No. 3: Luis Gonzalez, 2001 World Series
Via MLB Advanced Media
Going back to the 2001 World Series for the second time, this moment arguably ended that great New York Yankees dynasty. They had largely the same core collection of talent that led to four championships in five years starting in 1996.
Game 7 of the 2001 World Series would turn out to be the final game for stalwarts like Scott Brosius and Paul O'Neill, as both retired after the series ended. Furthermore, Tino Martinez signed with St. Louis in the offseason.
Of course, the series ended with a whimper from the Yankees' perspective. They had the situation they wanted with Mariano Rivera on the mound and a 2-1 lead in the ninth inning. There was no way New York would lose this series.
Yet that day just happened to be one of the few when Rivera showed his human side. He gave up a leadoff single to Mark Grace, made an error on a throw to second trying to start a double play, gave up a game-tying double to Tony Womack and hit Craig Counsell with a pitch to load the bases for Luis Gonzalez.
Gonzalez had a monster year in 2001 with 57 home runs and a 1.117 OPS, but his biggest hit traveled about 130 feet over a drawn-in Yankees infield to give the Diamondbacks a thrilling World Series victory.
No. 2: David Freese, 2011 World Series
Via MLB Advanced Media
When you were a kid playing baseball in the backyard, you fantasized about hitting a walk-off home run in Game 7 of the World Series for your favorite team.
David Freese didn't quite make it to Game 7 to play the hero, but he did get to do it for the franchise he grew up rooting for.
Instead of hitting a walk-off homer in Game 7, he had to settle for hitting a game-tying two-run triple in the bottom of the ninth and a walk-off homer in the bottom of the 11th in Game 6 to send the Cardinals and Rangers to a seventh game.
Making the moment even more dramatic for the Cardinals is the fact they were down to their last strike twice in Game 6. The first time was when Freese hit a triple that Nelson Cruz still hasn't picked up off the ground after misplaying it.
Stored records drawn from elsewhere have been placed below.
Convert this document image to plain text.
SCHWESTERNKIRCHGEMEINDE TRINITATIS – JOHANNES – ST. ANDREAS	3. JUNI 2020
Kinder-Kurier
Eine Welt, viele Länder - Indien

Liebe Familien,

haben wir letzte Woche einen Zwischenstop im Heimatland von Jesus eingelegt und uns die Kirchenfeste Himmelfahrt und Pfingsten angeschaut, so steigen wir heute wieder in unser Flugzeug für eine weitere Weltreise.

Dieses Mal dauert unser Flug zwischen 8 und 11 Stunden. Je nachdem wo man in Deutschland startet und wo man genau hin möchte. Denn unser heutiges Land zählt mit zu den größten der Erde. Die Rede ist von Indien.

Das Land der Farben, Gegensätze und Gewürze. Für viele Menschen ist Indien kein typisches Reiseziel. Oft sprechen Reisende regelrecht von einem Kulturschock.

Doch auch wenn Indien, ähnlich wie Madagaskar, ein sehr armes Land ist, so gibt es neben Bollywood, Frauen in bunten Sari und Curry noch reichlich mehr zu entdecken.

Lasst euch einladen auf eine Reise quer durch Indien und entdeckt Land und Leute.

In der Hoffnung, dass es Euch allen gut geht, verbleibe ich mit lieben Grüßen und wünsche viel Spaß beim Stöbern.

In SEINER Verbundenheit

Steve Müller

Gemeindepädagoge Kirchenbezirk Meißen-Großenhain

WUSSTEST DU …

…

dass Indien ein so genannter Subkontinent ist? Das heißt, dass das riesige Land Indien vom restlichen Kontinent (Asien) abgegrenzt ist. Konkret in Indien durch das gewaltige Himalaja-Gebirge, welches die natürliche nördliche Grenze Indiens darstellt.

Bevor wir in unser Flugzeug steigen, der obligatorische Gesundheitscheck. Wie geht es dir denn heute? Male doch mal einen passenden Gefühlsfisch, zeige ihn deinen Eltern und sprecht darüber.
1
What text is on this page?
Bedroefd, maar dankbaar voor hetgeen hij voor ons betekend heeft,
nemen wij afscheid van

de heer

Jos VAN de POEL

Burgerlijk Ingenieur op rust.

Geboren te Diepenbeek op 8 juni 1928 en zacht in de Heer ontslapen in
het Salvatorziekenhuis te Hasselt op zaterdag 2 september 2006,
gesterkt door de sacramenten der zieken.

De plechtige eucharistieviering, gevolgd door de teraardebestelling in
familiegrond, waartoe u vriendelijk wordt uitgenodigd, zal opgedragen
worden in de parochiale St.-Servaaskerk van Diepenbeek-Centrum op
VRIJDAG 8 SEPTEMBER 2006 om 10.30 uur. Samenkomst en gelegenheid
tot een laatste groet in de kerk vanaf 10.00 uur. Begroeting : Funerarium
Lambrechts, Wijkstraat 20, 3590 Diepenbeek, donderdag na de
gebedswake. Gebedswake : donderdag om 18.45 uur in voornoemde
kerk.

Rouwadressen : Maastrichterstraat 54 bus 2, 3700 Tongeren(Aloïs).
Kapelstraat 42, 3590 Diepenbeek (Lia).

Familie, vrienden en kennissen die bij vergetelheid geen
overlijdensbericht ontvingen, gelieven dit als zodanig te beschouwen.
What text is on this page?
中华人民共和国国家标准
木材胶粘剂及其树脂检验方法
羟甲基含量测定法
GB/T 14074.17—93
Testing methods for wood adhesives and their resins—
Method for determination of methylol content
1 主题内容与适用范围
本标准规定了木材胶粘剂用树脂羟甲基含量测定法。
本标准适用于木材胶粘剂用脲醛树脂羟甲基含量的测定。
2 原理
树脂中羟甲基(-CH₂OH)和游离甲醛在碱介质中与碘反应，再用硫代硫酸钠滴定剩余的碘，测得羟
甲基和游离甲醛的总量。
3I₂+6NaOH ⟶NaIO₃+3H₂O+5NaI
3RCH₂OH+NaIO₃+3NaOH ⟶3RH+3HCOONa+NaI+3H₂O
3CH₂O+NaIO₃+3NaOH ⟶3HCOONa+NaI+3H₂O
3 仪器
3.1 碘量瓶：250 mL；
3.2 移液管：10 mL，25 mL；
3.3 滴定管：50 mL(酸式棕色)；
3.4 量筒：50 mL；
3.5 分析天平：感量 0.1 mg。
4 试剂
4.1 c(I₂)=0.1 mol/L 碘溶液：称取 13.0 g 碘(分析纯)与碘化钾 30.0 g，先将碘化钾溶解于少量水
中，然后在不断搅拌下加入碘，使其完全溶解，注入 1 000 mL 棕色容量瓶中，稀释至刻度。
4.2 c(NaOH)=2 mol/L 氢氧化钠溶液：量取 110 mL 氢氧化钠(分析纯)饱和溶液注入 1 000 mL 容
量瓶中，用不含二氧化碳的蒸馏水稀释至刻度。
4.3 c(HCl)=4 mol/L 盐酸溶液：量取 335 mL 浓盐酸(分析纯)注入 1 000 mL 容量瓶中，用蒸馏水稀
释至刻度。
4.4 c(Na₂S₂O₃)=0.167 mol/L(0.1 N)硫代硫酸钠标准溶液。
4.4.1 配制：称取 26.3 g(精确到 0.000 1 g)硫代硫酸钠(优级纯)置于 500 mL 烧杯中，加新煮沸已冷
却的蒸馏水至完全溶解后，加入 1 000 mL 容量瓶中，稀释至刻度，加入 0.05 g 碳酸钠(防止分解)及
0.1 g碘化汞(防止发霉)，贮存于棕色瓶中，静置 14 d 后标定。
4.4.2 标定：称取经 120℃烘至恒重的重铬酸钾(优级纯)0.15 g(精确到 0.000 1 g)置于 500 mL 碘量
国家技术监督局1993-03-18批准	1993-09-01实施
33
The second time was in the bottom of the 10th, after Josh Hamilton gave the Rangers a 9-7 lead with a two-run homer in the top half of the inning. Lance Berkman hit a sharp single to center field that scored Jon Jay to tie the game following an RBI groundout by Ryan Theriot.
Freese led off the bottom of the 11th and drove Mark Lowe's pitch deep into that October night to extend the series to a seventh game, which the Cardinals won handily 6-2 for their second title in six years.
No. 1: Joe Carter, 1993 World Series
Via MLB Advanced Media
If you want to talk about the ultimate World Series moment, how do you top a home run that won a championship?
To me, that was the ultimate separator between Joe Carter's line drive over the left field wall and everything else on this list. There have been other walk-off hits in the last 25 years to win a World Series game, but Carter ended the battle between the Blue Jays and Phillies with a home run.
He simultaneously sent Toronto into a frenzy while destroying the hopes and dreams of Philadelphia. It would take the Phillies 15 years to exorcise the demons of 1993, and the Blue Jays have been chasing this moment for the last 20 years.
The defeat was so bad for Phillies closer Mitch Williams that the team traded him to the Houston Astros prior to the start of the 1994 season. He was never the same after giving up the home run to Carter, posting an ERA of 7.65 with the Astros and 6.75 with the Angels in 1995.
There have been classic moments in the World Series over the last 25 years, yet when it comes to finding the ultimate moment that defines what October baseball is all about, Carter's blast and subsequent jubilation rounding the bases top the list.